Montford enjoyed his best seasons as a Hamilton Tiger-Cats as the key player in the team's defensive front seven. Montford was the Tiger-Cats' all-time leader in tackles until former teammate and linebacker Rob Hitchcock broke the record while Montford was with the Eskimos. In 1999, Montford came within half a sack of Hall-of-Famer James Parker's single season record of 26.5, but missed out on defensive player of the year honours to teammate Calvin Tiggle as Hamilton, with Most Outstanding Player Danny McManus also on the team, took the 87th Grey Cup 32-21.

Montford signed a high-priced deal with Toronto for the 2002 CFL season, but he failed to bring his old self to Toronto and struggled on a mediocre Argonauts team. This led to the team trading Montford back to Hamilton for speedy receiver Tony Miles and non-import fullback Randy Bowles on March 13, 2003. Montford played 2003 and 2004 back with Hamilton, as the team slid down the East Division standings.

After the 2004 season, Montford was traded to Edmonton for offensive lineman Dan Comiskey (who the Eskimos later re-acquired in the Troy Davis trade). Montford played the 2005 season with Edmonton, and helped the team take the 93rd Grey Cup. In the championship game, it was Montford who chased Montreal Alouettes quarterback Anthony Calvillo out of the pocket on third-and-thirty-one and forced him to attempt a quick kick punt on the last play of overtime.

On Wednesday, April 27, 2006, Montford was released from the Eskimos.

On Monday, July 3, 2006, Montford was re-signed by the Eskimos.
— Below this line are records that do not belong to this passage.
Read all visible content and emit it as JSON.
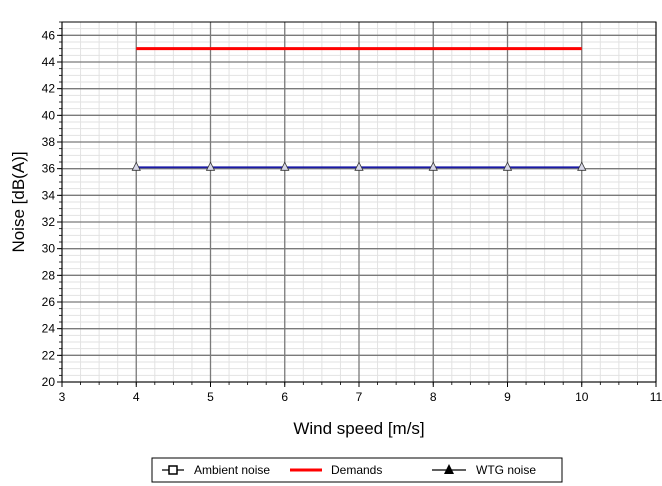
{
  "chart_data": {
    "type": "line",
    "xlabel": "Wind speed [m/s]",
    "ylabel": "Noise [dB(A)]",
    "xlim": [
      3,
      11
    ],
    "ylim": [
      20,
      47
    ],
    "x_ticks": [
      3,
      4,
      5,
      6,
      7,
      8,
      9,
      10,
      11
    ],
    "y_ticks": [
      20,
      22,
      24,
      26,
      28,
      30,
      32,
      34,
      36,
      38,
      40,
      42,
      44,
      46
    ],
    "grid": true,
    "legend_position": "bottom",
    "series": [
      {
        "name": "Ambient noise",
        "color": "#000000",
        "marker": "square",
        "x": [],
        "y": []
      },
      {
        "name": "Demands",
        "color": "#ff0000",
        "marker": "none",
        "x": [
          4,
          10
        ],
        "y": [
          45,
          45
        ]
      },
      {
        "name": "WTG noise",
        "color": "#1a1aa6",
        "marker": "triangle",
        "x": [
          4,
          5,
          6,
          7,
          8,
          9,
          10
        ],
        "y": [
          36.1,
          36.1,
          36.1,
          36.1,
          36.1,
          36.1,
          36.1
        ]
      }
    ]
  }
}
Aside from Joe Montford's public career as a professional football player he also spend months working with children in a group home in the suburbs of Atlanta, Georgia in 2000. He left this job after the parent company of the group home which owned similar facilities throughout the United States filed for bankruptcy and the decision was made to close the facility. Joe Montford was known there for teaching the kids many of whom had little or no parental involvement growing up how to play football and other sports. He served as one of the few positive male role models many of the teenage boys there he worked with ever had. To this day one of the boys he worked with who is now a college senior keeps the autographed card Joe Montford gave him in his wallet and carries it with him as a reminder of where he came from.

Montford was inducted onto the Hamilton Tiger-Cats Wall Of Honour on August 23, 2018.